DNA shuffling, also known as molecular breeding, is a technology that enables the generation of large libraries of novel genes from which improved variants can be selected based on functional properties. Using this technology, proteins can be improved without structural information by randomly mutating the whole genes; the resulting library can be expressed and screened for variants exhibiting altered specificity [1]. Directed evolution can also be used to generate desirable mutants from which sequence alternation can be correlated with function. A significant advantage of this method is that information on neither the structure nor the catalytic mechanism is required to guide the evolution of enzymes.

DNA shuffling has been used in many aspects of biological systems, such as protein engineering [2], vaccine development [3], biochemical production [4], and metabolic engineering [5]. Family DNA shuffling was also perform on a group of twenty cytokines to produce novel interferon [6].

Production of novel enzyme variants to efficiently biodegrade pollutants has been successfully accomplished by DNA shuffling [7-12].

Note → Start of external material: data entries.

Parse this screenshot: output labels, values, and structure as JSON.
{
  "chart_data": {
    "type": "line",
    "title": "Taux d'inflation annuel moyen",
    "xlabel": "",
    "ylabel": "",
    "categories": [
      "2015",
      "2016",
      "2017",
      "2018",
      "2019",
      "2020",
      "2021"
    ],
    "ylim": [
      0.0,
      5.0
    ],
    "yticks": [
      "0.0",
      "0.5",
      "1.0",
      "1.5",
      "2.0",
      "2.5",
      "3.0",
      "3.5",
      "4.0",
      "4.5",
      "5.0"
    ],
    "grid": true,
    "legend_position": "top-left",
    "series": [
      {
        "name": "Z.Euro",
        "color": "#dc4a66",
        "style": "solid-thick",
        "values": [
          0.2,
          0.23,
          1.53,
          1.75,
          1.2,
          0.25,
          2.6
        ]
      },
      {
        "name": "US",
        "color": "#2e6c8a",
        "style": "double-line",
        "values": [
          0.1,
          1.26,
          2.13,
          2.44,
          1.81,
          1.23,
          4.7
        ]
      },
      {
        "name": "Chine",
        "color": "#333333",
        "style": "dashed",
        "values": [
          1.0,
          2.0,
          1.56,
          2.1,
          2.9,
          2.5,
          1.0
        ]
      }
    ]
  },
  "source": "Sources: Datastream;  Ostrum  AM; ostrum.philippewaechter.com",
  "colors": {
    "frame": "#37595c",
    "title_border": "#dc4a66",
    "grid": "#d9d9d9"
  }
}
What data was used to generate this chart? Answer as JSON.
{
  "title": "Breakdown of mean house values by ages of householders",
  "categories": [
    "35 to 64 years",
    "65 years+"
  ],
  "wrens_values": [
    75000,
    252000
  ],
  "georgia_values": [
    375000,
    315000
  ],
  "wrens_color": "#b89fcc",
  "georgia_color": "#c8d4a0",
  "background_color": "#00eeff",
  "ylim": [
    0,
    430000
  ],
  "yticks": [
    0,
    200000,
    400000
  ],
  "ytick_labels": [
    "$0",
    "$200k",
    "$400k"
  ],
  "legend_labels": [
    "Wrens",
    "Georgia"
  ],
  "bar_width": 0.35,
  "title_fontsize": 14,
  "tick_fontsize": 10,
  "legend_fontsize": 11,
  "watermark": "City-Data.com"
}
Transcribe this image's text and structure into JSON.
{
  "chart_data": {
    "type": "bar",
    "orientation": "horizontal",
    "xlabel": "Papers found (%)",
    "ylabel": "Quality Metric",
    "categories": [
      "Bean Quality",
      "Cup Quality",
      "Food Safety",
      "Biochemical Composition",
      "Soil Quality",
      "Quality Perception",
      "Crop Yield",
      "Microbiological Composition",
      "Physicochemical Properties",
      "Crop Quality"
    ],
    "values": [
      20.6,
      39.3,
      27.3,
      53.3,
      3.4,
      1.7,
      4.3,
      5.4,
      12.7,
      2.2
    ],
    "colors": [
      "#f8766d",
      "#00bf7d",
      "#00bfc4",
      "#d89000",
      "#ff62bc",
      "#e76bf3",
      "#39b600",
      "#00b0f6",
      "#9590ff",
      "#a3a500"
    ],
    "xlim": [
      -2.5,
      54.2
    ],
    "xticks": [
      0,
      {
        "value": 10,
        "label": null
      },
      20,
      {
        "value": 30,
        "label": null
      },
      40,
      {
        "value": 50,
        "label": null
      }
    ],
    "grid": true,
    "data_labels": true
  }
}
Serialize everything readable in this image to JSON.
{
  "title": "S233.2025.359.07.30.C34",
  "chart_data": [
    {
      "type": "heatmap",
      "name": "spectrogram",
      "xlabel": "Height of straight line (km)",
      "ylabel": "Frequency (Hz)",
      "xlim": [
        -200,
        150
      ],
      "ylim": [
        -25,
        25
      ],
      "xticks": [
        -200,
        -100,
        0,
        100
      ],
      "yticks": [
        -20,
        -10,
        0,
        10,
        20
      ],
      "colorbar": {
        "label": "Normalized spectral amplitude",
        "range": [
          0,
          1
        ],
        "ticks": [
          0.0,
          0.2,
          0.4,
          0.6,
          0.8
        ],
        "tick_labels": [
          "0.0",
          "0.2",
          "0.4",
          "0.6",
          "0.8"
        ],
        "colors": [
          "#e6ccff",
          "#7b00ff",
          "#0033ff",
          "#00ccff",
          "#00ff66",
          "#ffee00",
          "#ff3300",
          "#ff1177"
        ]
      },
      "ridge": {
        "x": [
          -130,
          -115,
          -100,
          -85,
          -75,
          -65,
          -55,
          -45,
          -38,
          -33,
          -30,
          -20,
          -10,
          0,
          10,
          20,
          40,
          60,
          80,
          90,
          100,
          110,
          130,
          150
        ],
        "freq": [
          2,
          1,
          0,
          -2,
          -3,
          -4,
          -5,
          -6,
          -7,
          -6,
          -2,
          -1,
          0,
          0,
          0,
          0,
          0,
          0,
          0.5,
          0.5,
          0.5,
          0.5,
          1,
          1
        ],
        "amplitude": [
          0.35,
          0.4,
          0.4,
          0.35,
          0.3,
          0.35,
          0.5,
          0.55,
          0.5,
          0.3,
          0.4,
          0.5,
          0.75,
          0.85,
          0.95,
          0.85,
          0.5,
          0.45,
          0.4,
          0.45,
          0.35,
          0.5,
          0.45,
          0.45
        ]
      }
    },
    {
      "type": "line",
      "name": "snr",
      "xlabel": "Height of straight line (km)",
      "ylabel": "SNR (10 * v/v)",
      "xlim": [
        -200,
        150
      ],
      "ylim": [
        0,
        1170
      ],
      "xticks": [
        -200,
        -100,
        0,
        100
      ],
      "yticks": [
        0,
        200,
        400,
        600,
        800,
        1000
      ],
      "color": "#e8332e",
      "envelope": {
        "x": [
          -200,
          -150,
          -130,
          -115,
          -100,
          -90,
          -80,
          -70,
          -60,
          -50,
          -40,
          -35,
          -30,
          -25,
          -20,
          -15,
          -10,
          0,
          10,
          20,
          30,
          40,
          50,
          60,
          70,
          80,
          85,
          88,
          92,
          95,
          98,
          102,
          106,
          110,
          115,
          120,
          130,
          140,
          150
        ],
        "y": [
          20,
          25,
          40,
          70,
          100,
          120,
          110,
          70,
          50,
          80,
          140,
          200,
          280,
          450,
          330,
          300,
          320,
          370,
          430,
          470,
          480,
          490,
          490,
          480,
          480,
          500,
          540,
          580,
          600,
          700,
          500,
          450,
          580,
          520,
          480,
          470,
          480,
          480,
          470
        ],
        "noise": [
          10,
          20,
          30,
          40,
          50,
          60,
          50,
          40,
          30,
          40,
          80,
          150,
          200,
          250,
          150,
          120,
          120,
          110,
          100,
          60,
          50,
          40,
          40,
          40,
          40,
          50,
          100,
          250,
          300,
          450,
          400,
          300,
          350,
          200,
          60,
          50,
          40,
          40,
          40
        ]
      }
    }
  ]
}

The need for super-active enzymes, enzymes with new traits and recombinant microorganisms for biodegradation and bioremediation for cleaner and safer environment could not be over stated. Directed evolution has rapidly become the method of choice for developing enzymes and microorganism-based biocatalysts to perform such process. In addition to the directed evolution the capabilities of rational design will lead to more powerful biocatalyst design strategies that combine the best of both approaches. Advances in other related fields such as bioinformatics, functional genomics, and functional proteomics will also extend the applications of directed evolution, rational design or a combination of both to many more industrial biocatalysts and much efficient biodegradation and bioremediation process.